Grande parte das vezes isto se dá, de início, pela despedida daqueles que nos são mais próximos. Minha mãe, por exemplo, morta em 2003. Antes dela, alguns outros queridos parentes próximos meus se foram, e todo um mundo perceptivelmente foi transformado, e de imediato observei que algo houve de perder-se para sempre, e sofri pela primeira vez. No entanto, sempre damos de barato que parentes consideravelmente mais velhos haverão de morrer não muito depois de nossa entrada consciente na vida. “Seu avô morreu” é frase, mesmo ouvida quando ainda pouco crescidos, que não nos espanta por mais que alguns dias. “Era o vovô, puxa vida… eu gostava pra caramba dele, mas era o vovô, pai do papai (ou da mamãe), e ele já estava aqui bem antes do papai (ou da mamãe) nascer… nossa, quanto tempo tem isso… vai ver estava mesmo na hora de descansar, lá bem pertinho do Papai do Céu…

Mas, quando da morte de minha mãe, deu-se a primeira violentíssima pancada; afinal, não era tão grande assim nossa distância cronológica neste mundo, e tinha ela apenas 58 anos, e parecíamos ter mais duas ou três décadas pela frente. Ao morrer, carregou um mundo consigo. Não só aquele singularmente dela, mas um que partilhava com todos os que a rodeavam. Porque a vida é um espalhamento de vida por pessoas e coisas, e conformamos nosso mundo também pelo tanto que alguém com o qual o partilhamos lança sobre ele. Aquele mundo, com ela, e com o modo pelo qual ela nele interferia, nunca mais.

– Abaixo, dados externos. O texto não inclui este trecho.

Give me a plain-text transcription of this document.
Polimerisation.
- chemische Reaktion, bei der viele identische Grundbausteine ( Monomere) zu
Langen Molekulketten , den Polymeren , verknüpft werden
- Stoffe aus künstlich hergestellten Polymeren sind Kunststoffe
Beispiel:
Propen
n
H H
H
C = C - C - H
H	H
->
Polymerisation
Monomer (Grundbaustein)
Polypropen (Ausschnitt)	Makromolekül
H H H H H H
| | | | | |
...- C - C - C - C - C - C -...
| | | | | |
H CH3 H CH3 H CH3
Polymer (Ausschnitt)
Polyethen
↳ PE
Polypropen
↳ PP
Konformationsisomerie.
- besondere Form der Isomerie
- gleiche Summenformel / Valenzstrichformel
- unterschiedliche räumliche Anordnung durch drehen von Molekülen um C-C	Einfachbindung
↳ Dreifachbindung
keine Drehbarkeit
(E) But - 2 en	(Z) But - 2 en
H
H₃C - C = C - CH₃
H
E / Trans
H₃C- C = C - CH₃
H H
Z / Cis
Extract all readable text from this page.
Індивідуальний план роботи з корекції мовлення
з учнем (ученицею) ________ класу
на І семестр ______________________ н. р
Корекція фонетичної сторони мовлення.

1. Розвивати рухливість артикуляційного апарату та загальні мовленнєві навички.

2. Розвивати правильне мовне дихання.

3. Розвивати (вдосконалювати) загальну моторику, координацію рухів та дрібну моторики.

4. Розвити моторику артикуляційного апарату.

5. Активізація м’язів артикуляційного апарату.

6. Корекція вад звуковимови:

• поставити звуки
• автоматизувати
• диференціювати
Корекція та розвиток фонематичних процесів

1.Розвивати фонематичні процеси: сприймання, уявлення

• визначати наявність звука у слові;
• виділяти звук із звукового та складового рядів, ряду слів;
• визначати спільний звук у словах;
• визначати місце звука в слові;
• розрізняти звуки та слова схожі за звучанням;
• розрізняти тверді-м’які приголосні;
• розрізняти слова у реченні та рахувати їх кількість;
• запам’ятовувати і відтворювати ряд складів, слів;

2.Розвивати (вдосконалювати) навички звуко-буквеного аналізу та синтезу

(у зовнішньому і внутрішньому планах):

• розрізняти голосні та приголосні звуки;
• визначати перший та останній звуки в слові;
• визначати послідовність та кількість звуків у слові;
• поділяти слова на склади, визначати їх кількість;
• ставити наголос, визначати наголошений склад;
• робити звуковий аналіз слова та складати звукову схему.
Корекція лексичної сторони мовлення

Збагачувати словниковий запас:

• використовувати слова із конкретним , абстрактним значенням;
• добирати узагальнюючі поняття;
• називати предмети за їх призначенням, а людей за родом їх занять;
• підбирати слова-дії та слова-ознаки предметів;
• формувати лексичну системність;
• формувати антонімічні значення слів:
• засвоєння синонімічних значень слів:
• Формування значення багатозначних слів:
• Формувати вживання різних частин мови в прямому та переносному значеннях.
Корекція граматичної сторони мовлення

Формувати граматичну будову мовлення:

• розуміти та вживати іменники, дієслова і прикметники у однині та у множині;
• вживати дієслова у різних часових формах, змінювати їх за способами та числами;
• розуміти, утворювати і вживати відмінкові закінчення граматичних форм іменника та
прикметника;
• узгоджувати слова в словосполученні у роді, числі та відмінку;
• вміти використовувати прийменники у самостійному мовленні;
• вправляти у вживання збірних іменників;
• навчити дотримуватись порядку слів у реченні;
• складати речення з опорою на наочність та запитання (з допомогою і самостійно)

Só que, mesmo com sua partida, há muito por aqui com suas marcas, então seu mundo (e o meu a partir dela) não morre assim, todinho, de uma vez. O tempo, este sim, a ele caberá fazer de sua passagem por minha vida algo menos observável, consideravelmente esmaecido.

Este é um mundo tão somente nosso, pois, do qual nos despedimos – e mais e mais e mais, à medida que outros familiares nos dão adeus. Contudo, há outros nossos mundos que igualmente se despedem.

Se as partidas daqueles que amamos arrancam pedaços consideráveis do mundo sobre o qual construímos nossas vidas, o mesmo se dá com a soma das mudanças em todo o resto. A morte de um nome público, por nos ligarmos a ele afetuosamente. Pode ser também uma casa, a mudança no calçamento de uma rua, uma velha escola, um programa de televisão, uma expressão popular ou uma gíria particularíssima, uma revista, aquele cinema empoeirado, o sanduíche que sempre pedíamos, o balcão de um bar – e com ele o bar -, determinada cor da fachada de um edifício. São todas elas mortes que nos assassinam pequenos mundos, até que um dia levantamos os olhos e nada mais está lá, fora os portadores destes olhos e alguns poucos outros que se solidarizam com nossa nostalgia (e a entendem, e a possuem por igual).

E nossas memórias menos e menos provocam algum interesse, porque delas menos e menos pessoas podem extrair alguma coisa, e por vezes até nós nos esquecemos, e esquecemo-nos.

Vida que segue, é verdade. Mas não se não chorarmos nossos mortos.

Uma resposta para “O mundo que morre conosco”

  1. Preciosa reflexão, Sizue! De fato, perdemos um bocado de nossos mundos sempre que morre alguém que amamos. Perdi meu Pai quando ele tinha a idade que tenho hoje: 57 anos. Na época, eu era um jovem de 23 anos e foi muito doloroso. Na realidade, continua sendo difícil após 34 anos sem poder contar com a sua presença física ao meu lado. Nunca estamos preparados para a partida de quem amamos, principalmente quando deles viemos! Tenho o privilégio de estar chegando à chamada terceira idade ou velhice, ao lado da minha Mãe com 92 anos. Por mais que isso condicione, e muito, a minha vida, é altamente gratificante desfrutar da companhia de quem nos pariu, nos cuidou e nos educou desde que fomos gerado! Não será fácil perdê-la, mas hei de chorar e enfrentar com sabedoria a necessária separação.